We know from history that the ancient Japanese were to some extent pit-dwellers; but no remains of such dwellings are now known to exist. In Yezo, however, and the adjacent islands, large numbers of pits which have been used as human habitations are still to be seen. They are rectangular in shape, measuring about twenty feet by fifteen feet, and having a depth of three or four feet. In these were planted posts, over which a roofing of thatch was placed. They were probably occupied chiefly as winter habitations. Professor Milne thinks that they were made by a race who inhabited Yezo and the northern parts of Japan before the Ainos, and who were driven northwards by the encroachments of the latter. The present inhabitants of the Kurile Islands he believes to be their modern representatives. Both they and the ancestors of the Ainos must have had a low type of civilisation.

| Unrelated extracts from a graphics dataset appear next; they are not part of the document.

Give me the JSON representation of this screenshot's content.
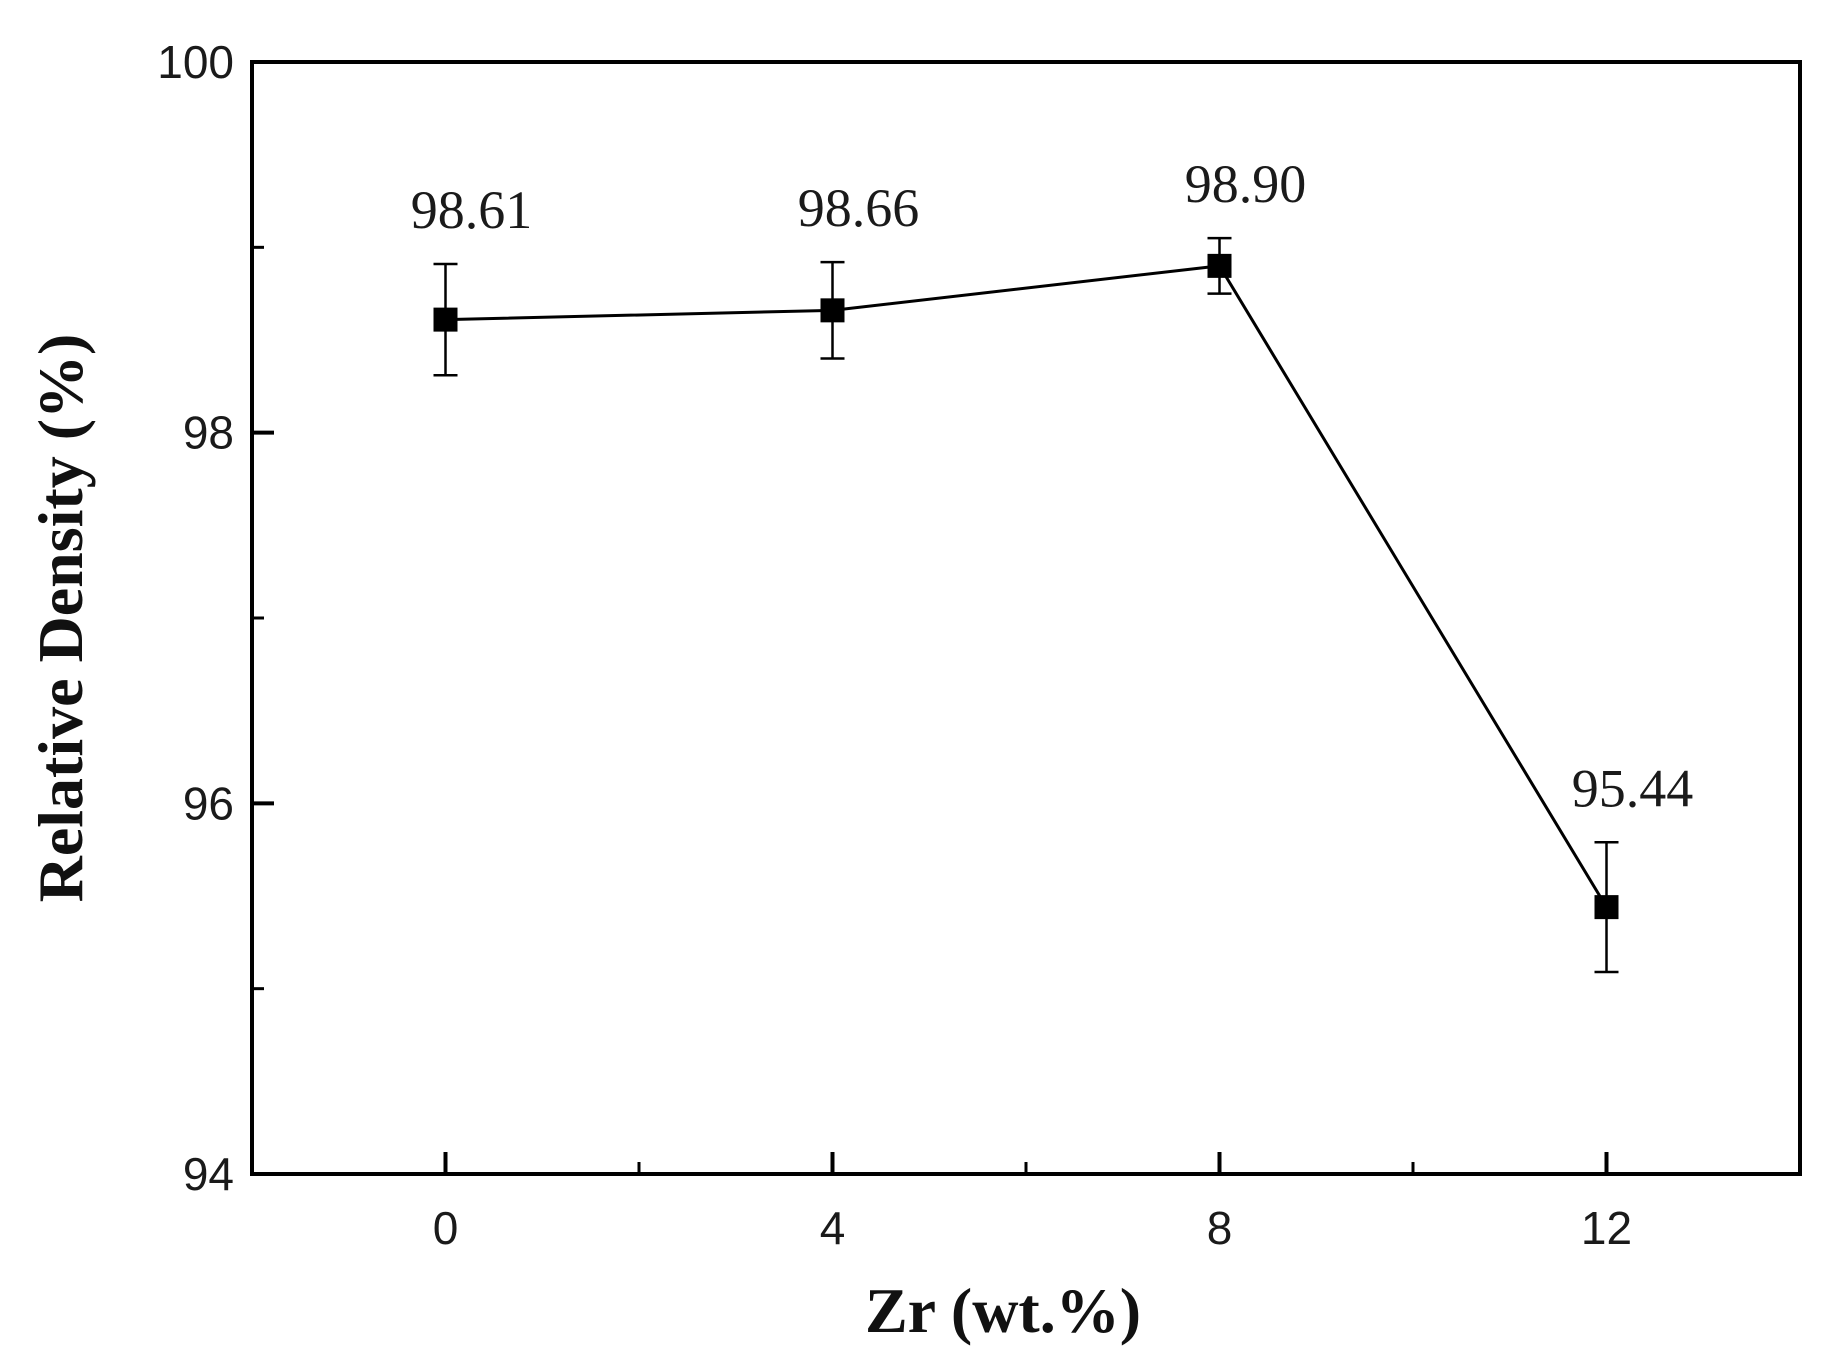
{
  "chart_data": {
    "type": "line",
    "title": "",
    "xlabel": "Zr (wt.%)",
    "ylabel": "Relative Density (%)",
    "x": [
      0,
      4,
      8,
      12
    ],
    "xlim": [
      -2,
      14
    ],
    "ylim": [
      94,
      100
    ],
    "xticks": [
      0,
      4,
      8,
      12
    ],
    "xticks_minor": [
      2,
      6,
      10
    ],
    "yticks": [
      94,
      96,
      98,
      100
    ],
    "yticks_minor": [
      95,
      97,
      99
    ],
    "grid": false,
    "legend": "none",
    "series": [
      {
        "values": [
          98.61,
          98.66,
          98.9,
          95.44
        ],
        "error": [
          0.3,
          0.26,
          0.15,
          0.35
        ],
        "data_labels": [
          "98.61",
          "98.66",
          "98.90",
          "95.44"
        ],
        "marker": "square",
        "color": "#000000"
      }
    ]
  }
}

They had no iron or even copper or bronze implements, and were probably entirely unacquainted with the art of agriculture.

The early history of the continental race which has peopled Japan is wrapped in obscurity. Whence and when they came, and what was the character of their civilisation at the period of their arrival, are questions to which only the vaguest answers, can be given. The earliest notices of them, in Chinese literature, date from the first and second centuries of the Christian era. It would appear that the Japanese were then a much more advanced race than the Ainos ever became. They were agriculturists, not merely hunters and fishers, and were acquainted with the arts of weaving, brewing, and the building of junks. They had a sovereign who

  1. These mounds were cleared away several years ago; but others have been discovered at Tōkyō, on the Yokohama "Bluff," and at numerous other places.